Predicting Apartment Prices in Buenos Aires

This project focuses on predicting apartment prices in Buenos Aires using a dataset of property listings. The primary goal is to build a machine learning model that can accurately predict the price of apartments in U.S. dollars.

The process involves several key stages:

Data Exploration and Cleaning: The author begins by loading and examining the dataset, which includes features like property type, location (neighborhood, latitude, longitude), surface area (total and covered), number of rooms, and price. A significant amount of data cleaning is performed, which includes dropping columns with too many missing values, removing outliers, and imputing missing values for important features.
Feature Engineering and Preparation: Categorical features like property_type and place_name (neighborhood) are converted into a numerical format using one-hot encoding.

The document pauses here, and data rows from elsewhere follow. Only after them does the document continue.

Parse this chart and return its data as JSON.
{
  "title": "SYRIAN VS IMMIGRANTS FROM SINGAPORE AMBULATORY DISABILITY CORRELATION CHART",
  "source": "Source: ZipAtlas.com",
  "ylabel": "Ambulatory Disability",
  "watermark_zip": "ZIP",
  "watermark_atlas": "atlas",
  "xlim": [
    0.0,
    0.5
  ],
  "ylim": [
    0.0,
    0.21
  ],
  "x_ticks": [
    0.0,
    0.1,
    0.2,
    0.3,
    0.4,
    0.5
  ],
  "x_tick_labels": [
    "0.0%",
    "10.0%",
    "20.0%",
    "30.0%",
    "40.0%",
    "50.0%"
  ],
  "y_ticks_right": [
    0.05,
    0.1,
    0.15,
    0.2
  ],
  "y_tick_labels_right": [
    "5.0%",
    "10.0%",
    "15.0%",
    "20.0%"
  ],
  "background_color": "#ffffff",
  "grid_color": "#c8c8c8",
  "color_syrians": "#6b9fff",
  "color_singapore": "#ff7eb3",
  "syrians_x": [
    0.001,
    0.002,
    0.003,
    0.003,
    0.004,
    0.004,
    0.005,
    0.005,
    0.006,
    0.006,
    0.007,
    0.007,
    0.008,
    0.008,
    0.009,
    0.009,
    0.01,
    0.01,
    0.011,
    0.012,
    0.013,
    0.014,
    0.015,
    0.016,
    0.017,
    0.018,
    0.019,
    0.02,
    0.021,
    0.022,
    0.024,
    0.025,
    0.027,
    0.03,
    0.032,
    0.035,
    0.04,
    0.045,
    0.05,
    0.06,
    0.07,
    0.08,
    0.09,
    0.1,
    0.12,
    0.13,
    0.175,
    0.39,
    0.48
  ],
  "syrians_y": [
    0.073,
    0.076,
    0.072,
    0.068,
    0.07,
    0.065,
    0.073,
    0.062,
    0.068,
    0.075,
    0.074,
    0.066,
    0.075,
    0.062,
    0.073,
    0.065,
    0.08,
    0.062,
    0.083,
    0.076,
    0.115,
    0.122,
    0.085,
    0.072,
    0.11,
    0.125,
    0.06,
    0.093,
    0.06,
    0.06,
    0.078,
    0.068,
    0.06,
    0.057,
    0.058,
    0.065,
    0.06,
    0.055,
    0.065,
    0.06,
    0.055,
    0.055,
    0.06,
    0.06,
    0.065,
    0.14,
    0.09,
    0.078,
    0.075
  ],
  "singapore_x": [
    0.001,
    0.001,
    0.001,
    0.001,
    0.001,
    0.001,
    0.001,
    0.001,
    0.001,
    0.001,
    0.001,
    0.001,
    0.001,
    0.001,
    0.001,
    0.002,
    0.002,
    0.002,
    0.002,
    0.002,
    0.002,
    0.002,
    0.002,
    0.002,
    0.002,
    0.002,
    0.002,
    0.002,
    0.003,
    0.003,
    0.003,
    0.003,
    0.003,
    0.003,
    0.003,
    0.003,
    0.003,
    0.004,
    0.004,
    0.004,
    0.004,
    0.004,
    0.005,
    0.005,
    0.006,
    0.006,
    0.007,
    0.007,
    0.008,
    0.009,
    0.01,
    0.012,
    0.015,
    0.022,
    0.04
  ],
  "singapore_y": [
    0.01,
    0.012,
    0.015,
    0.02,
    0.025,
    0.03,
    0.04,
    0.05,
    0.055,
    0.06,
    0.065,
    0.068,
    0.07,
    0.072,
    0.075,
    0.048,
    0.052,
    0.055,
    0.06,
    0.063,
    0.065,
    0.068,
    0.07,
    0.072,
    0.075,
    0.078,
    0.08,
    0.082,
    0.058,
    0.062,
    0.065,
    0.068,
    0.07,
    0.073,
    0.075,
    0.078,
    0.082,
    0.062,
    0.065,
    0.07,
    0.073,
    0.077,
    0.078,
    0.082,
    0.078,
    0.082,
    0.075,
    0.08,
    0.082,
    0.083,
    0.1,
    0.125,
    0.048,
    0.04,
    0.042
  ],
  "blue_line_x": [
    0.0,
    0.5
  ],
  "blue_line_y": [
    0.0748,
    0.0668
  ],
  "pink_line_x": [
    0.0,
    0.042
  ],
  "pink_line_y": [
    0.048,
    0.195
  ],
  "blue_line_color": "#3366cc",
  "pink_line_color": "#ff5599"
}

The data is then split into training and testing sets.
Modeling and Evaluation: Several regression models are trained and compared, including Linear Regression, Ridge, Lasso, Random Forest, Gradient Boosting, and XGBoost. The models are evaluated based on Mean Absolute Error (MAE) and the R-squared (R²) score.
Results and Conclusion: The XGBoost Regressor performed the best, achieving the lowest MAE and the highest R-squared score. An analysis of feature importance from the best model revealed that the most influential factors in determining an apartment’s price are its total surface area, covered surface area, and location.